Watch a 30-second video walkthrough of the prototype:
The code for the prototype is available on github.com/julians/probing-projections.
Julian Stahnke; Marian Dörk; Boris Müller; Andreas Thom, ‘Probing Projections: Interaction Techniques for Interpreting Arrangements and Errors of Dimensionality Reductions’, in IEEE Transactions on Visualization & Computer Graphics, vol.PP, no.99, pp.1-1 doi: 10.1109/TVCG.2015.2467717
Abstract: We introduce a set of integrated interaction techniques to interpret and interrogate dimensionality-reduced data. Projection techniques generally aim to make a high-dimensional information space visible in form of a planar layout. However, the meaning of the resulting data projections can be hard to grasp.
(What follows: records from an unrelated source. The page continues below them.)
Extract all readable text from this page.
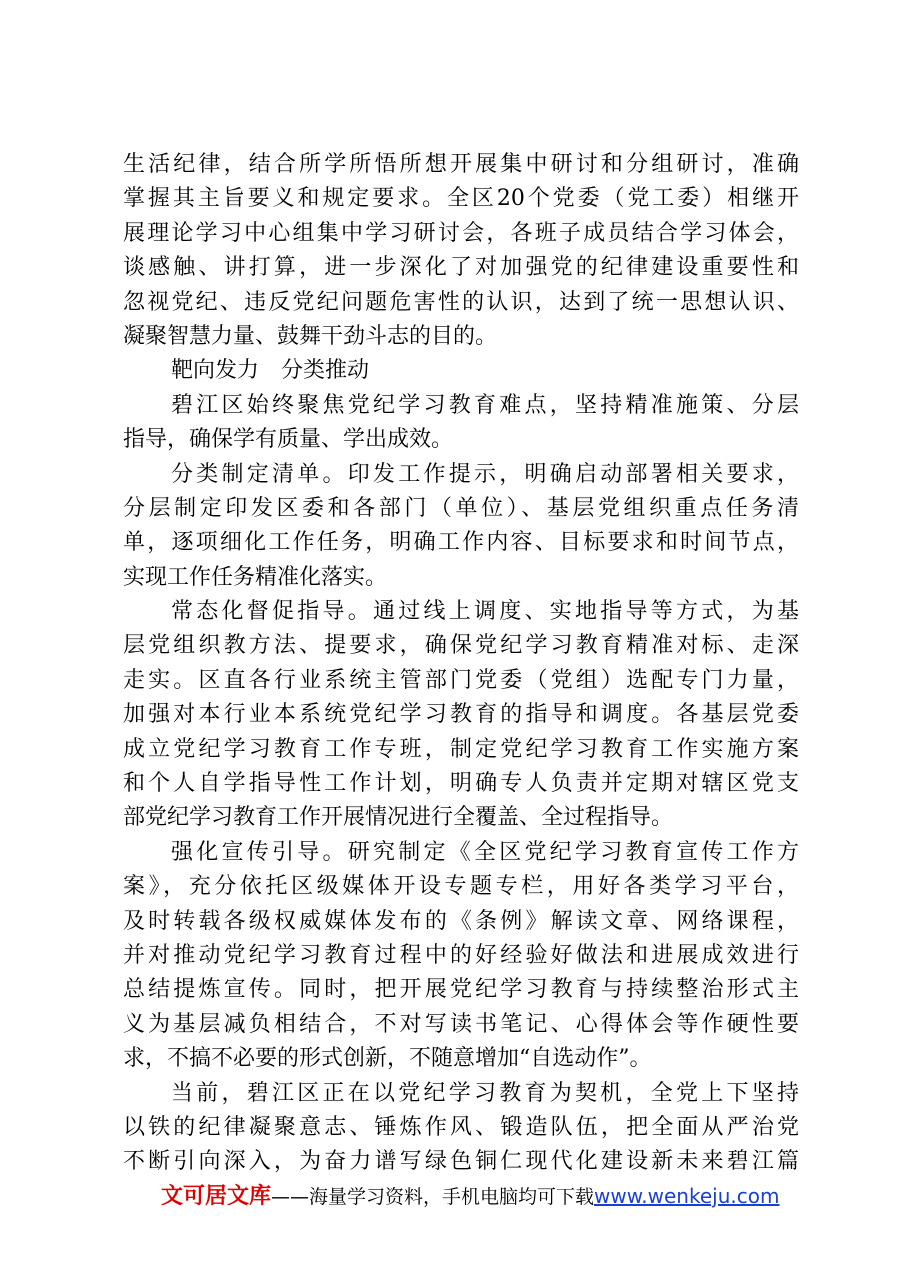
生活纪律，结合所学所悟所想开展集中研讨和分组研讨，准确
掌握其主旨要义和规定要求。全区20个党委（党工委）相继开
展理论学习中心组集中学习研讨会，各班子成员结合学习体会，
谈感触、讲打算，进一步深化了对加强党的纪律建设重要性和
忽视党纪、违反党纪问题危害性的认识，达到了统一思想认识、
凝聚智慧力量、鼓舞干劲斗志的目的。
靶向发力　分类推动
碧江区始终聚焦党纪学习教育难点，坚持精准施策、分层
指导，确保学有质量、学出成效。
分类制定清单。印发工作提示，明确启动部署相关要求，
分层制定印发区委和各部门（单位）、基层党组织重点任务清
单，逐项细化工作任务，明确工作内容、目标要求和时间节点，
实现工作任务精准化落实。
常态化督促指导。通过线上调度、实地指导等方式，为基
层党组织教方法、提要求，确保党纪学习教育精准对标、走深
走实。区直各行业系统主管部门党委（党组）选配专门力量，
加强对本行业本系统党纪学习教育的指导和调度。各基层党委
成立党纪学习教育工作专班，制定党纪学习教育工作实施方案
和个人自学指导性工作计划，明确专人负责并定期对辖区党支
部党纪学习教育工作开展情况进行全覆盖、全过程指导。
强化宣传引导。研究制定《全区党纪学习教育宣传工作方
案》，充分依托区级媒体开设专题专栏，用好各类学习平台，
及时转载各级权威媒体发布的《条例》解读文章、网络课程，
并对推动党纪学习教育过程中的好经验好做法和进展成效进行
总结提炼宣传。同时，把开展党纪学习教育与持续整治形式主
义为基层减负相结合，不对写读书笔记、心得体会等作硬性要
求，不搞不必要的形式创新，不随意增加“自选动作”。
当前，碧江区正在以党纪学习教育为契机，全党上下坚持
以铁的纪律凝聚意志、锤炼作风、锻造队伍，把全面从严治党
不断引向深入，为奋力谱写绿色铜仁现代化建设新未来碧江篇
文可居文库——海量学习资料，手机电脑均可下载www.wenkeju.com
It is seldom clear why elements are placed far apart or close together and the inevitable approximation errors of any projection technique are not exposed to the viewer. Previous research on dimensionality reduction focuses on the efficient generation of data projections, interactive customisation of the model, and comparison of different projection techniques. There has been only little research on how the visualization resulting from data projection is interacted with. We propose a set of interactive visualization methods to examine the dimensionality-reduced data as well as the projection itself. The methods let viewers see approximation errors, question the positioning of elements, compare them to each other, and visualize the influence of data dimensions on the projection space. We created a web-based system implementing these methods, and report on findings from an evaluation with data analysts using the prototype to examine multidimensional datasets.